I’ve written before about using archetypes to help my students make connections between various stories and films.  One of the most common archetypal devices storytellers use is the notion of linking a particular object to a hero.  This association often occurs early in a story, and it is a process Christopher Vogler refers to as “seizing the sword.”  Sometimes the object is literally a sword.  For example, the young Arthur Pendragon must successfully draw a sword from a stone and anvil in order to become “King of all England by right of birth.”  Later, he is given the sword Excalibur by the Lady of the Lake, and with it, a magical scabbard.  Likewise, Beowulf uses his ancestral sword Hrunting to defeat various monsters, and when this sword breaks during the fight with the dragon, it signals the hero’s impending death and the eventual demise of his society. 


In Greek mythology, the fourteen year old Theseus lifts a giant boulder to find a sword and a pair of sandals that had been left there for him by his father.  This discovery sets the young hero on a quest to defeat the murderous monsters Sinis, Procrustes, and the Minotaur.  In the same vein, Luke Skywalker’s journey toward his destiny begins when he receives his own father’s “sword”—a futuristic light saber. 


While there are plenty of other examples of heroes seizing sharp, pointy weapons to fulfill their quests, storytellers sometimes use other objects to convey the same idea.  The God of the Israelites gives Moses a staff which helps to defeat the Egyptians and lead his people to the Promised Land.  Gandalf also has a staff which proves useful on numerous occasions in The Lord of the Rings saga.  In the film The Natural, Roy Hobbs carves a baseball bat (an interesting variation on both the sword and the staff ideas) from a tree that had been struck by lightning.  This bat would go on to serve Hobbs faithfully on his path to Major League greatness.  When Josey Wales finds a lone, wooden-handled pistol in the smoldering debris of his family’s cabin, he teaches himself to shoot and becomes the killing scourge of the fallen Confederacy.  And of course, what would Indiana Jones be without his Fedora and bullwhip?
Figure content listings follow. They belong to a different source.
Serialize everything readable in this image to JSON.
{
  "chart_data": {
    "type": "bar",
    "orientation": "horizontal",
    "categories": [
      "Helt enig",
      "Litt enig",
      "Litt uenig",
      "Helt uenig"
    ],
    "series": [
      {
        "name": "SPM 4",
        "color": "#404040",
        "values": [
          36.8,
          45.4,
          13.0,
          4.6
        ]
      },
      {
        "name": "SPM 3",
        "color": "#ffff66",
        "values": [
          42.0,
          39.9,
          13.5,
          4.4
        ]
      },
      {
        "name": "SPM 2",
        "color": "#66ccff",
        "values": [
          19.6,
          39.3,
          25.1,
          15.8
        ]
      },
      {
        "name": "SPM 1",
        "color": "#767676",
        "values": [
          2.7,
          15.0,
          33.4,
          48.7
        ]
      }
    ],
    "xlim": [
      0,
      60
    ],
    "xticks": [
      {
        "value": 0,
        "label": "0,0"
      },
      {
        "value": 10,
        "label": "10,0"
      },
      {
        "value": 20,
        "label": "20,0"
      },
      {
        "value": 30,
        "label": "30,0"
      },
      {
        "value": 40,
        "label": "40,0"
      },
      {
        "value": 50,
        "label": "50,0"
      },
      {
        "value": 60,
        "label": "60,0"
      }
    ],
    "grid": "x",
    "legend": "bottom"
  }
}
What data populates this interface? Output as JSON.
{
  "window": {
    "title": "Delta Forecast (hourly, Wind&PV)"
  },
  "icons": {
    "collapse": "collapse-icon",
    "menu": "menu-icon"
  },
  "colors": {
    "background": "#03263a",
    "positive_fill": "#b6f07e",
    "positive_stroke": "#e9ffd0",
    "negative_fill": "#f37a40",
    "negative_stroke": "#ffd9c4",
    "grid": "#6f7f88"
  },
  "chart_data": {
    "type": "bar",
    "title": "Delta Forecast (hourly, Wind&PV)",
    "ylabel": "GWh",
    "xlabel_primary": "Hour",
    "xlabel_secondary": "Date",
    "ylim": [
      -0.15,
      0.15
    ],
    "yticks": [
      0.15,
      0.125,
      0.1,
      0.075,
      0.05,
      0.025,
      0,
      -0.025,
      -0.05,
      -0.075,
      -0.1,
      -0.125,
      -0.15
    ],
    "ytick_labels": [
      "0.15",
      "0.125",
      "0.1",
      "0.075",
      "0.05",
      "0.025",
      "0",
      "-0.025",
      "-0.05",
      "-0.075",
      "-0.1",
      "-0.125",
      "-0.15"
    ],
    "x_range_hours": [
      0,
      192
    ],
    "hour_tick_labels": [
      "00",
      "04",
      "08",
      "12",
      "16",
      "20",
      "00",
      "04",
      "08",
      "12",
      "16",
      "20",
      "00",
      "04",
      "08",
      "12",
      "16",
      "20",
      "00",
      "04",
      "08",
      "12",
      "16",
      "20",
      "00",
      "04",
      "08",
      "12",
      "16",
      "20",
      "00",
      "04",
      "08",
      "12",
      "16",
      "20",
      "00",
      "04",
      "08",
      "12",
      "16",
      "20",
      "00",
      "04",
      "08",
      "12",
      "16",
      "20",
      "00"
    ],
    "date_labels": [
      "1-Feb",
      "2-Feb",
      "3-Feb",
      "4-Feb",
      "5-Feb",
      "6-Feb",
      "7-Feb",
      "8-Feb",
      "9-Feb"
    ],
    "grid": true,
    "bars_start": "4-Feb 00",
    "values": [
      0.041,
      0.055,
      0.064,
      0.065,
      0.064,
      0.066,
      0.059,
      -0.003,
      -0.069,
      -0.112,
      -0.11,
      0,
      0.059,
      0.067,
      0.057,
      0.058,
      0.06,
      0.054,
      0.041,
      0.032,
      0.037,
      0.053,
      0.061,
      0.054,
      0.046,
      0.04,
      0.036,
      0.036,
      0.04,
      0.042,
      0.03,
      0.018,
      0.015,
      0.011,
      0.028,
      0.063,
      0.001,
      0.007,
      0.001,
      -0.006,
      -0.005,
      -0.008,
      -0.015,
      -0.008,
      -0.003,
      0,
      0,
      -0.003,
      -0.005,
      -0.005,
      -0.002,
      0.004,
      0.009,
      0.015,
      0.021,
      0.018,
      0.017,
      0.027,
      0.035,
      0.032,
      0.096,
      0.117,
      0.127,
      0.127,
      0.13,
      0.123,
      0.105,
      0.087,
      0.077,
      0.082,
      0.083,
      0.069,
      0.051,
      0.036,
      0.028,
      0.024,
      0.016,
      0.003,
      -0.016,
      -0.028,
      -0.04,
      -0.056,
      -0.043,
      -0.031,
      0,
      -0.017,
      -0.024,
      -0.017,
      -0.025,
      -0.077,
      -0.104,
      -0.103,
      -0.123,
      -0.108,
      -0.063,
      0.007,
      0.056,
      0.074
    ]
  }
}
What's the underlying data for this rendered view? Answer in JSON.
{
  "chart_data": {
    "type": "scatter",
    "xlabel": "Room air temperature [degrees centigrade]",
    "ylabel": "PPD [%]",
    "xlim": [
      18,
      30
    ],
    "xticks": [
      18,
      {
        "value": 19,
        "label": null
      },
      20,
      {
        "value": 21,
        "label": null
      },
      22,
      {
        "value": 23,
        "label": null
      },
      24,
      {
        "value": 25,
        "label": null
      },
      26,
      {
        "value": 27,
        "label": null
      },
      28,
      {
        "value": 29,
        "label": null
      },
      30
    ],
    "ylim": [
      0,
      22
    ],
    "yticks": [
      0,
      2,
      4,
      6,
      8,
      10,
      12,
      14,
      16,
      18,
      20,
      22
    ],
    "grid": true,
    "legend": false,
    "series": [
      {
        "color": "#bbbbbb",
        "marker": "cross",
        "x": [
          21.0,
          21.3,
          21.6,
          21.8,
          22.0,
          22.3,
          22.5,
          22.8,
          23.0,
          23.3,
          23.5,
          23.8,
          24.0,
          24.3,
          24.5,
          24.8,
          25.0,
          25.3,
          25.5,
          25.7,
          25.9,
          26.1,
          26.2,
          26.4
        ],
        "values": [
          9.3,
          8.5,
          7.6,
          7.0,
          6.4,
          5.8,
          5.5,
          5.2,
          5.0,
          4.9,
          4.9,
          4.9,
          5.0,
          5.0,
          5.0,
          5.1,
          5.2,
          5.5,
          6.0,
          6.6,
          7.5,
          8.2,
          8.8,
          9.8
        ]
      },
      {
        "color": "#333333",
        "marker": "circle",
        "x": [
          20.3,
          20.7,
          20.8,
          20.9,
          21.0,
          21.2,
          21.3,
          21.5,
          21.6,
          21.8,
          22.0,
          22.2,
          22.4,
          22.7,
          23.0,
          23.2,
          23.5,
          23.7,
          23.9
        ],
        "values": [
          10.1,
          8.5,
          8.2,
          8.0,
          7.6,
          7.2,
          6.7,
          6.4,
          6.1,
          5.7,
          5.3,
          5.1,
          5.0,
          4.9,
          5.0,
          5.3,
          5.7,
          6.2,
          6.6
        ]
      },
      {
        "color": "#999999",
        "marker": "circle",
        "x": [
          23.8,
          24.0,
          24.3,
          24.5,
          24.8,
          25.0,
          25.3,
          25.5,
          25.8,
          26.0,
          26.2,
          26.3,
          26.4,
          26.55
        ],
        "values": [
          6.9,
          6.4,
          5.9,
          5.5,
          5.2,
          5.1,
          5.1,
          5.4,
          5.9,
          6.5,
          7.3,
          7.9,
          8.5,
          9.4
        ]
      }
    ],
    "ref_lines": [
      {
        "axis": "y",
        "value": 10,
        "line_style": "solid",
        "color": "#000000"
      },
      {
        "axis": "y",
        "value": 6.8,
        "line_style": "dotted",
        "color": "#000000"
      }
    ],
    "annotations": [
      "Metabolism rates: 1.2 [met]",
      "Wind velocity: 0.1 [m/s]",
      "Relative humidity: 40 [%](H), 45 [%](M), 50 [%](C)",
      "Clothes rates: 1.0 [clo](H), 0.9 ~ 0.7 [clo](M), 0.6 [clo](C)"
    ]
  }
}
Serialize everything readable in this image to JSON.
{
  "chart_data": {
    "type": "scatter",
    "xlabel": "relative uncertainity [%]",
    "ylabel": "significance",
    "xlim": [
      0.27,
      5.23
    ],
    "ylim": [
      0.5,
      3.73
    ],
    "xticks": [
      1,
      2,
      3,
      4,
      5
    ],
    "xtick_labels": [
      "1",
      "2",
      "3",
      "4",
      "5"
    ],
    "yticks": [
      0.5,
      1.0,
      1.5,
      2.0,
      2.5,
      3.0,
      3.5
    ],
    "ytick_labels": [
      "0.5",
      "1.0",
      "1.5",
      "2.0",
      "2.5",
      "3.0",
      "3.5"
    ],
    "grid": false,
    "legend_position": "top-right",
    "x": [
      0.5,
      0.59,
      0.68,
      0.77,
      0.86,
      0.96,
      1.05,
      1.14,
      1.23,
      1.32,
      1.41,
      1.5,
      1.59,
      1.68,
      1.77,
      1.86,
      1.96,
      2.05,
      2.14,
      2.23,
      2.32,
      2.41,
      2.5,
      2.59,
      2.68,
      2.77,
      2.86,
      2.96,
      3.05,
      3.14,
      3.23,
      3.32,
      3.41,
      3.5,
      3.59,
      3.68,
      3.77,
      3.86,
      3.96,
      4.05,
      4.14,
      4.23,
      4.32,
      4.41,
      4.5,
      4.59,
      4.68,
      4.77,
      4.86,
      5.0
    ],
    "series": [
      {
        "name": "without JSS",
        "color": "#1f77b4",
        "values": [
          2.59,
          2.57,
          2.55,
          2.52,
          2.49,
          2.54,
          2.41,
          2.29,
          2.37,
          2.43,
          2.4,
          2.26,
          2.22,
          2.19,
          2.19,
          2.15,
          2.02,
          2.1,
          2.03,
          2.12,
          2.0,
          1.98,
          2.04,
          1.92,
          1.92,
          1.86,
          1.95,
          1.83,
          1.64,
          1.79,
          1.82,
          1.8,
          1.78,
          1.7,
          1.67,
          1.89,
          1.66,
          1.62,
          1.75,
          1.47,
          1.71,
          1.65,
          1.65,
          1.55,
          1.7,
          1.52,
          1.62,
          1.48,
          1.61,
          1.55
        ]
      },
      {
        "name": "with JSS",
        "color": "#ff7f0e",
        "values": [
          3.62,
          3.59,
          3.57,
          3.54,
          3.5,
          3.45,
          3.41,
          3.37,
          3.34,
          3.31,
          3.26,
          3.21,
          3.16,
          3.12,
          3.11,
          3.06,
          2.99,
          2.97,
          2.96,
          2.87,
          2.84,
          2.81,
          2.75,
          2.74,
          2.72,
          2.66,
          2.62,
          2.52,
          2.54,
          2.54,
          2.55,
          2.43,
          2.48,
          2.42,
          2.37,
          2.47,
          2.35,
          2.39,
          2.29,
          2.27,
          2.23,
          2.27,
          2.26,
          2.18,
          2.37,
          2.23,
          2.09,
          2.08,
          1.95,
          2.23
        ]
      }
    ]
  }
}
I find it intriguing that so many storytellers down through the ages have relied on such simple concepts to bring their heroes to life.  Yet as simple as this archetype may be, the range of personalities associated with these swords and sticks is as wide as the human spectrum itself.  So while weapons and technologies may have changed, the basic motivators of human behavior have not, which is certain to make for countless more archetypal heroes in the centuries to come.